We scheduled an extra day for a trip down the river, to see some of the sights we didn't get a chance to on our earlier trip.  There is quite a bit of traffic on the river, mostly in the long, narrow river boats seen here.  Most of the motors are the "mud buddy" homemade type, but a few do have real outboard motors.  They tie up and launch from the makeshift docks here, it's pretty much a free-for-all.  Several tour companies also operate out of here, and we selected one so that we didn't end up with an "African Queen" type of experience.

At our first stop, we tied up on a mud bank.  A few months ago, this was all under water, and the mud oozes down from the runoff.  The mud is quite unstable, and we saw a lot of it falling off into the river, hence the brown color of the water.
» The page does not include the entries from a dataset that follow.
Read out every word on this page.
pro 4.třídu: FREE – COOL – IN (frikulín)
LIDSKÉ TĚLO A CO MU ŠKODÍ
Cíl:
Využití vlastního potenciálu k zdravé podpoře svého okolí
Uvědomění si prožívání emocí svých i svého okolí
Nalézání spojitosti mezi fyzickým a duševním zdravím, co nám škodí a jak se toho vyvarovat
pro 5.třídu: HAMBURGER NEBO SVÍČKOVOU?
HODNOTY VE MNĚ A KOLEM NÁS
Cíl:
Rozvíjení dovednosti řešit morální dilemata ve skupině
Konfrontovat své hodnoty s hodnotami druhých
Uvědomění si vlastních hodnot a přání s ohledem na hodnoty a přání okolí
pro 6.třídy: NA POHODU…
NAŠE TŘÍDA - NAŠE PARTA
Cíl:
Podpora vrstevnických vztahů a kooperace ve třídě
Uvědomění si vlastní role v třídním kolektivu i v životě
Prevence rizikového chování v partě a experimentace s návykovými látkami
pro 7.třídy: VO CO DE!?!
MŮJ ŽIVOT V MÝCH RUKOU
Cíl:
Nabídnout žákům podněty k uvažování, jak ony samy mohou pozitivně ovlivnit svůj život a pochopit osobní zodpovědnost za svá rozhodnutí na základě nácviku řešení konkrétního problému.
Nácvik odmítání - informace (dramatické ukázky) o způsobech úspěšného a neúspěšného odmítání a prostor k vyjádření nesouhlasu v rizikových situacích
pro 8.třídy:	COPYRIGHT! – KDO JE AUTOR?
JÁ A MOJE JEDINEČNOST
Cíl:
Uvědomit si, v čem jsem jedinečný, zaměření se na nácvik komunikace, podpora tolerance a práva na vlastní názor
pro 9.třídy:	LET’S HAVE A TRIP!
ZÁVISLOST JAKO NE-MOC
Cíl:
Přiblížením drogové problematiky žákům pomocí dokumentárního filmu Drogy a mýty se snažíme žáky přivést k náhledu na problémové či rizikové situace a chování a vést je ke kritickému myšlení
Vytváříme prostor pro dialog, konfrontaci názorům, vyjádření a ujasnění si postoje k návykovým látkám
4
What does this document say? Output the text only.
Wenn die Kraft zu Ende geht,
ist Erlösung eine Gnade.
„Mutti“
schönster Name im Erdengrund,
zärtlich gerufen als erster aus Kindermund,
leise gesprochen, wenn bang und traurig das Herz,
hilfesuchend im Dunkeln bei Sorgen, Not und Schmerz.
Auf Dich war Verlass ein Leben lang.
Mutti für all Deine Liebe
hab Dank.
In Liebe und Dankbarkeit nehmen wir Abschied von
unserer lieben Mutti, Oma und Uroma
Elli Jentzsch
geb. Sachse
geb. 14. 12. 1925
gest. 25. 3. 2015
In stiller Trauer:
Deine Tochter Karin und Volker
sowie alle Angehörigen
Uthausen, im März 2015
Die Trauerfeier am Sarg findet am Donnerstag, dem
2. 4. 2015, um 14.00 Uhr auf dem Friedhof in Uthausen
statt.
Lots of fauna and flora to see.  Many trees are entwined with the "strangler" vines as shown here.  Today there was a light overcast, and it took the edge off the heat, and made it a very nice day - but there's no escaping the humidity - it's like Mississippi in the summer.

Our first stop was a "canopy tour", with narrow cable bridges strung between big trees.  We got a good look at the forest from up high - about 60ft off the ground, and it really gives a different perspective.  I took a good look at the cables and bridge before Hna. J was allowed to cross.

Here's the 2 adventurers making their way across another section.

 Part of the adventure was a zipline through the trees.  Again, after a good inspection, Hna. J harnessed up and was the first one across.

There she goes -  -  -

 And here she comes again.  Never hesitated for a second.

All that adventuring earns a good rest and a little time in the shade before lunch.

The experiences never stop.  Fearless and intrepid Amazon explorer "Buckshot" heads downriver in search of new adventures.


 Narrowly escaping the fearsome denizen of the river, like this gigantic caiman.  Actually it was only about 5ft long, a baby.

 Fighting off the hordes of man-eating monkeys.  Actually these little critters are pretty cheeky, and are "protected", so if they approach you, you're supposed to stand still and let them poke and snoop around you.  The guide put some bananas in his pockets, and they come right up and take them out.  Luckily no defensive action was required.

After a day of adventuring, a beautiful sunset.

After discovering the long-lost "Orb of Light", fearless adventurer Buckshot instantly reverse-transforms into mild-mannered senior missionary Elder Johnson, and we make our way to our scheduled Family History appointments.

We've scheduled a week in Puerto Maldonado, actually extending our trip for an extra day of meetings at the end.  Puerto is one of Hna J's favorite places in the mission, but it's so far away that we may not be able to make it here again, and we want to take advantage of our time here.  Stay tuned!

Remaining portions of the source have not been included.